Hi.
I have been reading paper "a practical method for the discovery of genomic rearrangements at breakpoint resoultion". and while reading, there is some sentence that I can't understand. It is about 5' and 3' coordinate and I thought that the author might be not write the process in detail but anyway I want to understand it so I am appreciated if you look these sentence for me. and below is the sentence.
In our example, the closest exon of each discordant read is used to cluster discordant reads into distinct gene-gene groups. For every group, a genomic region Ri is defined for each gene by taking the minimum of all 3' coordinates in the cluster and the maximum of all 5' coordinates in the same.
In this sentence, I approximately understand why minimum of 3' coordinate and maximum of 5' coordinate but I can't understand fully with concept. I cannot totally imagine the picture of it.

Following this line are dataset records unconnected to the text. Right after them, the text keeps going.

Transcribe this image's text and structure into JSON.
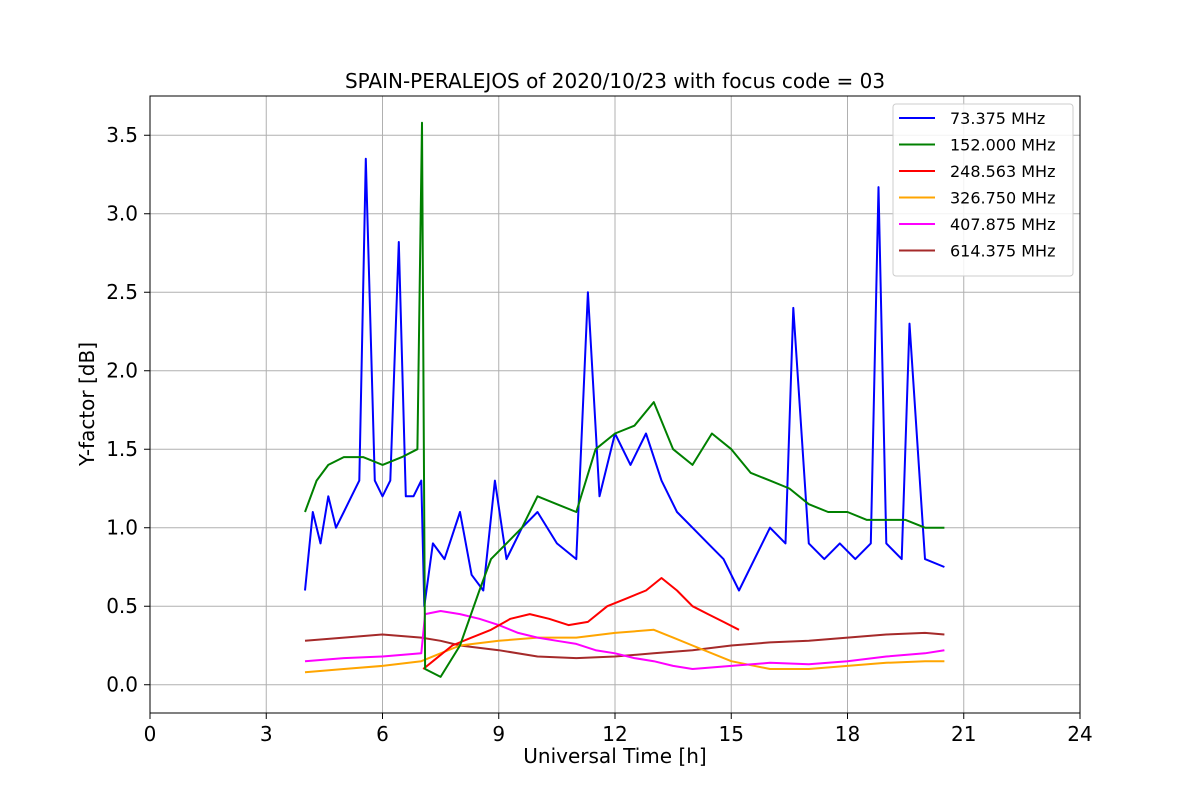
{
  "chart_data": {
    "type": "line",
    "title": "SPAIN-PERALEJOS of 2020/10/23 with focus code = 03",
    "xlabel": "Universal Time [h]",
    "ylabel": "Y-factor [dB]",
    "xlim": [
      0,
      24
    ],
    "ylim": [
      -0.18,
      3.75
    ],
    "xticks": [
      0,
      3,
      6,
      9,
      12,
      15,
      18,
      21,
      24
    ],
    "xtick_labels": [
      "0",
      "3",
      "6",
      "9",
      "12",
      "15",
      "18",
      "21",
      "24"
    ],
    "yticks": [
      0.0,
      0.5,
      1.0,
      1.5,
      2.0,
      2.5,
      3.0,
      3.5
    ],
    "ytick_labels": [
      "0.0",
      "0.5",
      "1.0",
      "1.5",
      "2.0",
      "2.5",
      "3.0",
      "3.5"
    ],
    "grid": true,
    "legend_position": "top-right",
    "series": [
      {
        "name": " 73.375 MHz",
        "color": "#0000ff",
        "x": [
          4.0,
          4.2,
          4.4,
          4.6,
          4.8,
          5.0,
          5.2,
          5.4,
          5.57,
          5.8,
          6.0,
          6.2,
          6.42,
          6.6,
          6.8,
          7.0,
          7.08,
          7.3,
          7.6,
          8.0,
          8.3,
          8.6,
          8.9,
          9.2,
          9.6,
          10.0,
          10.5,
          11.0,
          11.3,
          11.6,
          12.0,
          12.4,
          12.8,
          13.2,
          13.6,
          14.0,
          14.4,
          14.8,
          15.2,
          15.6,
          16.0,
          16.4,
          16.6,
          17.0,
          17.4,
          17.8,
          18.2,
          18.6,
          18.8,
          19.0,
          19.4,
          19.6,
          20.0,
          20.5
        ],
        "y": [
          0.6,
          1.1,
          0.9,
          1.2,
          1.0,
          1.1,
          1.2,
          1.3,
          3.35,
          1.3,
          1.2,
          1.3,
          2.82,
          1.2,
          1.2,
          1.3,
          0.5,
          0.9,
          0.8,
          1.1,
          0.7,
          0.6,
          1.3,
          0.8,
          1.0,
          1.1,
          0.9,
          0.8,
          2.5,
          1.2,
          1.6,
          1.4,
          1.6,
          1.3,
          1.1,
          1.0,
          0.9,
          0.8,
          0.6,
          0.8,
          1.0,
          0.9,
          2.4,
          0.9,
          0.8,
          0.9,
          0.8,
          0.9,
          3.17,
          0.9,
          0.8,
          2.3,
          0.8,
          0.75
        ]
      },
      {
        "name": "152.000 MHz",
        "color": "#008000",
        "x": [
          4.0,
          4.3,
          4.6,
          5.0,
          5.5,
          6.0,
          6.5,
          6.9,
          7.02,
          7.1,
          7.5,
          8.0,
          8.5,
          8.8,
          9.2,
          9.6,
          10.0,
          10.5,
          11.0,
          11.5,
          12.0,
          12.5,
          13.0,
          13.5,
          14.0,
          14.5,
          15.0,
          15.5,
          16.0,
          16.5,
          17.0,
          17.5,
          18.0,
          18.5,
          19.0,
          19.5,
          20.0,
          20.5
        ],
        "y": [
          1.1,
          1.3,
          1.4,
          1.45,
          1.45,
          1.4,
          1.45,
          1.5,
          3.58,
          0.1,
          0.05,
          0.25,
          0.6,
          0.8,
          0.9,
          1.0,
          1.2,
          1.15,
          1.1,
          1.5,
          1.6,
          1.65,
          1.8,
          1.5,
          1.4,
          1.6,
          1.5,
          1.35,
          1.3,
          1.25,
          1.15,
          1.1,
          1.1,
          1.05,
          1.05,
          1.05,
          1.0,
          1.0
        ]
      },
      {
        "name": "248.563 MHz",
        "color": "#ff0000",
        "x": [
          7.05,
          7.3,
          7.8,
          8.3,
          8.8,
          9.3,
          9.8,
          10.3,
          10.8,
          11.3,
          11.8,
          12.3,
          12.8,
          13.2,
          13.6,
          14.0,
          14.4,
          14.8,
          15.2
        ],
        "y": [
          0.1,
          0.15,
          0.25,
          0.3,
          0.35,
          0.42,
          0.45,
          0.42,
          0.38,
          0.4,
          0.5,
          0.55,
          0.6,
          0.68,
          0.6,
          0.5,
          0.45,
          0.4,
          0.35
        ]
      },
      {
        "name": "326.750 MHz",
        "color": "#ffa500",
        "x": [
          4.0,
          5.0,
          6.0,
          7.0,
          7.5,
          8.0,
          9.0,
          10.0,
          11.0,
          12.0,
          13.0,
          13.5,
          14.0,
          15.0,
          16.0,
          17.0,
          18.0,
          19.0,
          20.0,
          20.5
        ],
        "y": [
          0.08,
          0.1,
          0.12,
          0.15,
          0.2,
          0.25,
          0.28,
          0.3,
          0.3,
          0.33,
          0.35,
          0.3,
          0.25,
          0.15,
          0.1,
          0.1,
          0.12,
          0.14,
          0.15,
          0.15
        ]
      },
      {
        "name": "407.875 MHz",
        "color": "#ff00ff",
        "x": [
          4.0,
          5.0,
          6.0,
          7.0,
          7.1,
          7.5,
          8.0,
          8.5,
          9.0,
          9.5,
          10.0,
          10.5,
          11.0,
          11.5,
          12.0,
          12.5,
          13.0,
          13.5,
          14.0,
          15.0,
          16.0,
          17.0,
          18.0,
          19.0,
          20.0,
          20.5
        ],
        "y": [
          0.15,
          0.17,
          0.18,
          0.2,
          0.45,
          0.47,
          0.45,
          0.42,
          0.38,
          0.33,
          0.3,
          0.28,
          0.26,
          0.22,
          0.2,
          0.17,
          0.15,
          0.12,
          0.1,
          0.12,
          0.14,
          0.13,
          0.15,
          0.18,
          0.2,
          0.22
        ]
      },
      {
        "name": "614.375 MHz",
        "color": "#a52a2a",
        "x": [
          4.0,
          5.0,
          6.0,
          7.0,
          7.5,
          8.0,
          9.0,
          10.0,
          11.0,
          12.0,
          13.0,
          14.0,
          15.0,
          16.0,
          17.0,
          18.0,
          19.0,
          20.0,
          20.5
        ],
        "y": [
          0.28,
          0.3,
          0.32,
          0.3,
          0.28,
          0.25,
          0.22,
          0.18,
          0.17,
          0.18,
          0.2,
          0.22,
          0.25,
          0.27,
          0.28,
          0.3,
          0.32,
          0.33,
          0.32
        ]
      }
    ]
  }
}
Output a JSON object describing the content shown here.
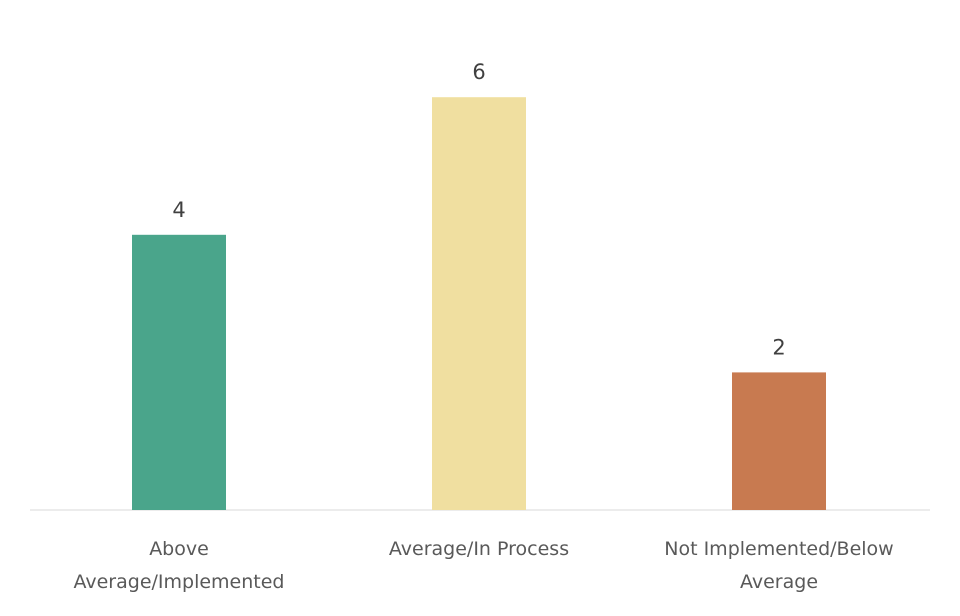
{
  "chart_data": {
    "type": "bar",
    "title": "",
    "xlabel": "",
    "ylabel": "",
    "categories": [
      [
        "Above",
        "Average/Implemented"
      ],
      [
        "Average/In Process"
      ],
      [
        "Not Implemented/Below",
        "Average"
      ]
    ],
    "values": [
      4,
      6,
      2
    ],
    "colors": [
      "#4aa58b",
      "#f0dfa0",
      "#c87a50"
    ],
    "ylim": [
      0,
      7
    ],
    "grid": false,
    "legend": "none"
  }
}
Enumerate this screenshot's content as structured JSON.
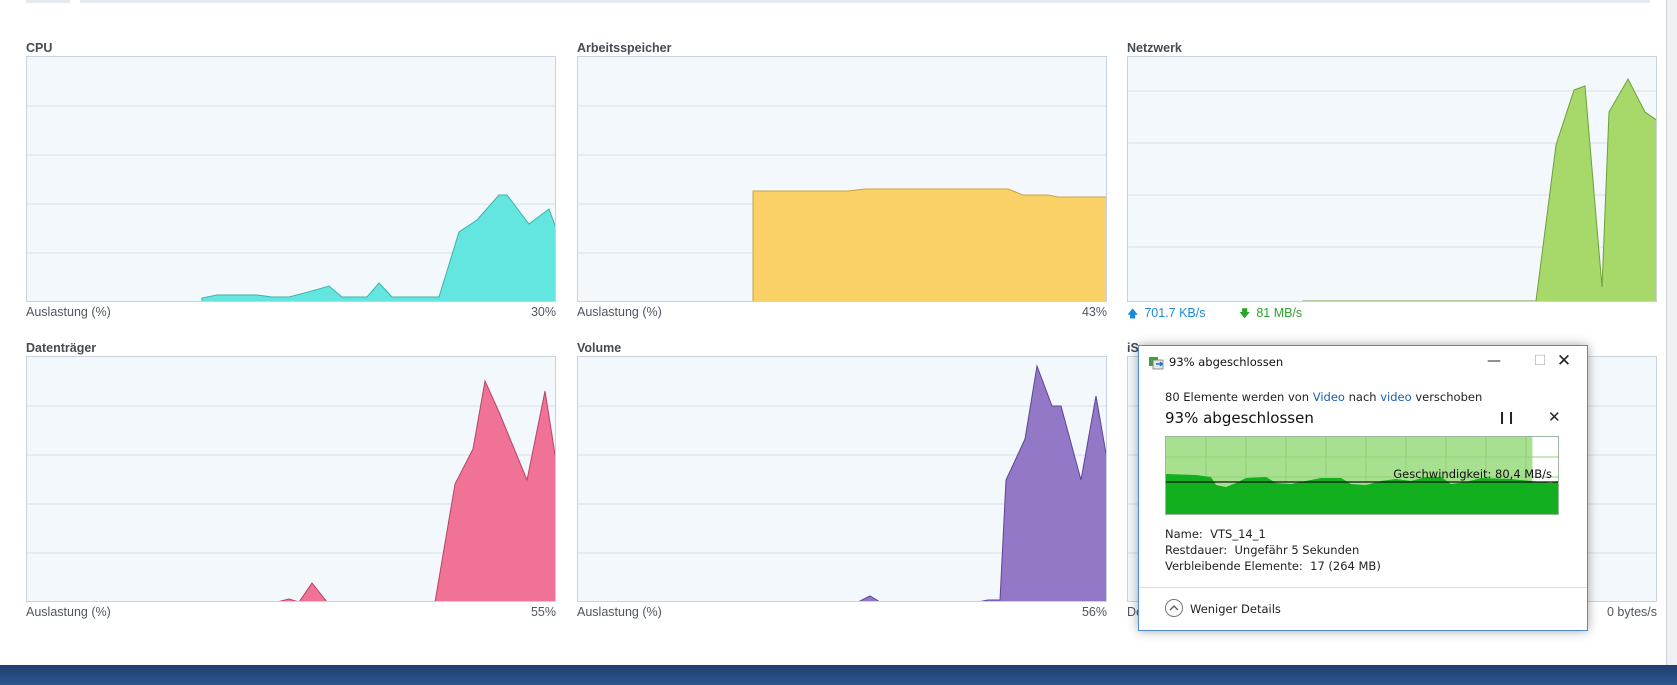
{
  "panels": {
    "cpu": {
      "title": "CPU",
      "footer_left": "Auslastung (%)",
      "footer_right": "30%",
      "color": "#62e6df"
    },
    "memory": {
      "title": "Arbeitsspeicher",
      "footer_left": "Auslastung (%)",
      "footer_right": "43%",
      "color": "#f9d166"
    },
    "network": {
      "title": "Netzwerk",
      "upload": "701.7 KB/s",
      "download": "81 MB/s",
      "color": "#a6d96a",
      "upload_color": "#1a8ad8",
      "download_color": "#2aa52a"
    },
    "disk": {
      "title": "Datenträger",
      "footer_left": "Auslastung (%)",
      "footer_right": "55%",
      "color": "#f07397"
    },
    "volume": {
      "title": "Volume",
      "footer_left": "Auslastung (%)",
      "footer_right": "56%",
      "color": "#9378c8"
    },
    "iscsi": {
      "title": "iS",
      "footer_left": "De",
      "footer_right": "0 bytes/s"
    }
  },
  "copy_dialog": {
    "title": "93% abgeschlossen",
    "desc_prefix": "80 Elemente werden von ",
    "desc_source": "Video",
    "desc_middle": " nach ",
    "desc_target": "video",
    "desc_suffix": " verschoben",
    "heading": "93% abgeschlossen",
    "progress": 0.93,
    "speed_label": "Geschwindigkeit: 80,4 MB/s",
    "name_label": "Name:",
    "name_value": "VTS_14_1",
    "time_label": "Restdauer:",
    "time_value": "Ungefähr 5 Sekunden",
    "items_label": "Verbleibende Elemente:",
    "items_value": "17 (264 MB)",
    "less_details": "Weniger Details",
    "min_icon": "minimize-icon",
    "max_icon": "maximize-icon",
    "close_icon": "close-icon"
  }
}
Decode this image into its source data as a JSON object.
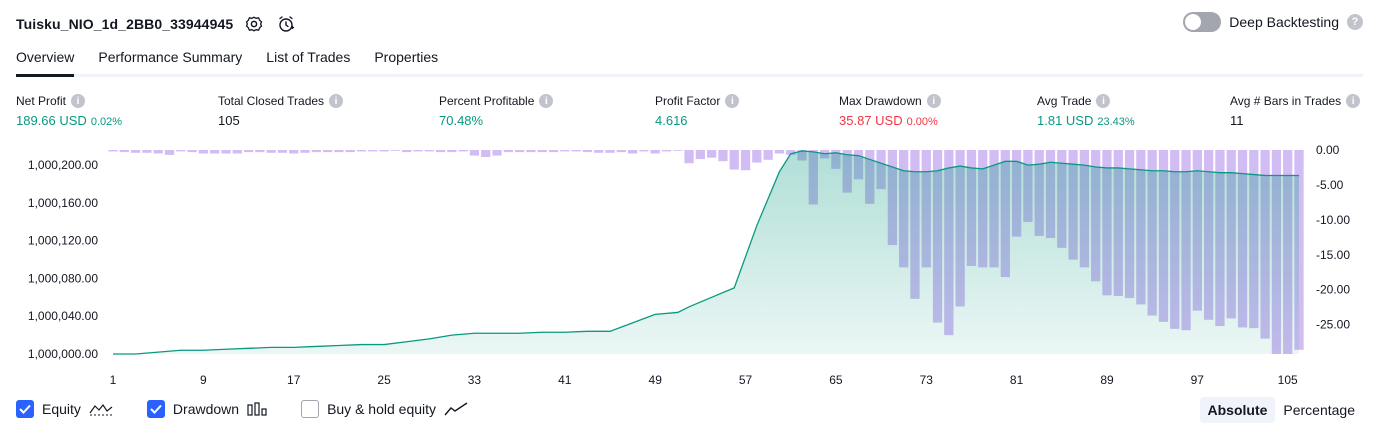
{
  "header": {
    "title": "Tuisku_NIO_1d_2BB0_33944945",
    "deep_backtesting_label": "Deep Backtesting",
    "deep_backtesting_enabled": false
  },
  "tabs": [
    {
      "label": "Overview",
      "active": true
    },
    {
      "label": "Performance Summary",
      "active": false
    },
    {
      "label": "List of Trades",
      "active": false
    },
    {
      "label": "Properties",
      "active": false
    }
  ],
  "metrics": [
    {
      "label": "Net Profit",
      "value": "189.66 USD",
      "percent": "0.02%",
      "color": "#089981"
    },
    {
      "label": "Total Closed Trades",
      "value": "105",
      "percent": "",
      "color": "#131722"
    },
    {
      "label": "Percent Profitable",
      "value": "70.48%",
      "percent": "",
      "color": "#089981"
    },
    {
      "label": "Profit Factor",
      "value": "4.616",
      "percent": "",
      "color": "#089981"
    },
    {
      "label": "Max Drawdown",
      "value": "35.87 USD",
      "percent": "0.00%",
      "color": "#f23645"
    },
    {
      "label": "Avg Trade",
      "value": "1.81 USD",
      "percent": "23.43%",
      "color": "#089981"
    },
    {
      "label": "Avg # Bars in Trades",
      "value": "11",
      "percent": "",
      "color": "#131722"
    }
  ],
  "chart_data": {
    "type": "area",
    "x_ticks": [
      1,
      9,
      17,
      25,
      33,
      41,
      49,
      57,
      65,
      73,
      81,
      89,
      97,
      105
    ],
    "x_range": [
      1,
      106
    ],
    "left_axis": {
      "ticks": [
        "1,000,000.00",
        "1,000,040.00",
        "1,000,080.00",
        "1,000,120.00",
        "1,000,160.00",
        "1,000,200.00"
      ],
      "range": [
        1000000,
        1000216
      ]
    },
    "right_axis": {
      "ticks": [
        "0.00",
        "-5.00",
        "-10.00",
        "-15.00",
        "-20.00",
        "-25.00"
      ],
      "range": [
        0,
        -29.2
      ]
    },
    "series": [
      {
        "name": "Equity",
        "type": "area",
        "color": "#089981",
        "x": [
          1,
          3,
          5,
          7,
          9,
          11,
          13,
          15,
          17,
          19,
          21,
          23,
          25,
          27,
          29,
          31,
          33,
          35,
          37,
          39,
          41,
          43,
          45,
          47,
          49,
          51,
          52,
          54,
          56,
          58,
          60,
          61,
          62,
          63,
          64,
          65,
          66,
          67,
          68,
          69,
          70,
          71,
          72,
          73,
          74,
          75,
          76,
          77,
          78,
          79,
          80,
          81,
          82,
          83,
          84,
          85,
          86,
          87,
          88,
          89,
          90,
          91,
          92,
          93,
          94,
          95,
          96,
          97,
          98,
          99,
          100,
          101,
          102,
          103,
          104,
          105,
          106
        ],
        "y": [
          1000000,
          1000000,
          1000002,
          1000004,
          1000004,
          1000005,
          1000006,
          1000007,
          1000007,
          1000008,
          1000009,
          1000010,
          1000010,
          1000013,
          1000016,
          1000020,
          1000022,
          1000022,
          1000022,
          1000023,
          1000023,
          1000024,
          1000024,
          1000033,
          1000042,
          1000044,
          1000050,
          1000060,
          1000070,
          1000136,
          1000193,
          1000212,
          1000215,
          1000214,
          1000212,
          1000213,
          1000211,
          1000210,
          1000206,
          1000202,
          1000198,
          1000194,
          1000193,
          1000193,
          1000194,
          1000197,
          1000199,
          1000197,
          1000196,
          1000200,
          1000204,
          1000204,
          1000200,
          1000201,
          1000203,
          1000202,
          1000201,
          1000200,
          1000198,
          1000197,
          1000197,
          1000196,
          1000195,
          1000194,
          1000194,
          1000193,
          1000193,
          1000194,
          1000193,
          1000192,
          1000192,
          1000191,
          1000190,
          1000189,
          1000189,
          1000189,
          1000189
        ]
      },
      {
        "name": "Drawdown",
        "type": "bar",
        "color": "#b39ddb",
        "x": [
          1,
          2,
          3,
          4,
          5,
          6,
          7,
          8,
          9,
          10,
          11,
          12,
          13,
          14,
          15,
          16,
          17,
          18,
          19,
          20,
          21,
          22,
          23,
          24,
          25,
          26,
          27,
          28,
          29,
          30,
          31,
          32,
          33,
          34,
          35,
          36,
          37,
          38,
          39,
          40,
          41,
          42,
          43,
          44,
          45,
          46,
          47,
          48,
          49,
          50,
          51,
          52,
          53,
          54,
          55,
          56,
          57,
          58,
          59,
          60,
          61,
          62,
          63,
          64,
          65,
          66,
          67,
          68,
          69,
          70,
          71,
          72,
          73,
          74,
          75,
          76,
          77,
          78,
          79,
          80,
          81,
          82,
          83,
          84,
          85,
          86,
          87,
          88,
          89,
          90,
          91,
          92,
          93,
          94,
          95,
          96,
          97,
          98,
          99,
          100,
          101,
          102,
          103,
          104,
          105,
          106
        ],
        "values": [
          -0.2,
          -0.3,
          -0.4,
          -0.4,
          -0.5,
          -0.7,
          -0.2,
          -0.3,
          -0.5,
          -0.5,
          -0.5,
          -0.5,
          -0.3,
          -0.3,
          -0.4,
          -0.4,
          -0.5,
          -0.4,
          -0.3,
          -0.3,
          -0.3,
          -0.3,
          -0.2,
          -0.2,
          -0.2,
          -0.1,
          -0.3,
          -0.2,
          -0.2,
          -0.3,
          -0.3,
          -0.2,
          -0.8,
          -1.0,
          -0.8,
          -0.3,
          -0.3,
          -0.3,
          -0.3,
          -0.3,
          -0.2,
          -0.2,
          -0.3,
          -0.4,
          -0.4,
          -0.3,
          -0.5,
          -0.2,
          -0.5,
          -0.2,
          -0.1,
          -1.9,
          -1.3,
          -1.1,
          -1.6,
          -2.8,
          -2.9,
          -1.8,
          -1.4,
          -0.5,
          -0.7,
          -1.5,
          -7.8,
          -1.2,
          -2.7,
          -6.1,
          -4.2,
          -7.7,
          -5.6,
          -13.6,
          -16.8,
          -21.3,
          -16.8,
          -24.7,
          -26.5,
          -22.4,
          -16.6,
          -16.8,
          -16.8,
          -18.2,
          -12.4,
          -10.3,
          -12.3,
          -12.6,
          -14.0,
          -15.7,
          -16.8,
          -18.8,
          -20.8,
          -20.9,
          -21.2,
          -22.1,
          -23.7,
          -24.6,
          -25.6,
          -25.8,
          -23.0,
          -24.3,
          -25.2,
          -24.1,
          -25.4,
          -25.5,
          -27.0,
          -29.2,
          -29.2,
          -28.6
        ]
      }
    ]
  },
  "legend": {
    "items": [
      {
        "label": "Equity",
        "checked": true,
        "icon": "equity-line-icon"
      },
      {
        "label": "Drawdown",
        "checked": true,
        "icon": "drawdown-bars-icon"
      },
      {
        "label": "Buy & hold equity",
        "checked": false,
        "icon": "buyhold-line-icon"
      }
    ]
  },
  "modes": {
    "absolute_label": "Absolute",
    "percentage_label": "Percentage",
    "active": "Absolute"
  }
}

Can anybody give me a more Intuitive answer?
Thank you for your advice.
Anyway another question also arouses to me suddenly.
Why not taking the minimization in 5' and maximization in 3' instead of that above?
just only to minimize gene fusion range?
So it looks like as shown in the figure below.
Well if we have reads covering region in 5'FPG that is closer to 5', it means that gene sequence is intact there (most likely), while we're interested in getting as closer as possible to fusion junction.
Note that we're studying a cluster of reads, and we want to simply determine coverage boundaries. It is highly unlikely that gene sequence is lost/deleted to 5' of the aforementioned read.
It is highly unlikely that gene sequence is lost/deleted to 5' of the aforementioned read.
Why?
If you'll check out fusion examples from RNA-Seq, or even aCGH data, you can see a gene coverage profile (in case of 5'FPG) as a ~uniformly covered first exons with a drop after fused exon. From biological point of view, commonly 5'FPG retains a promoter, while 3'FPG retains its functional domains.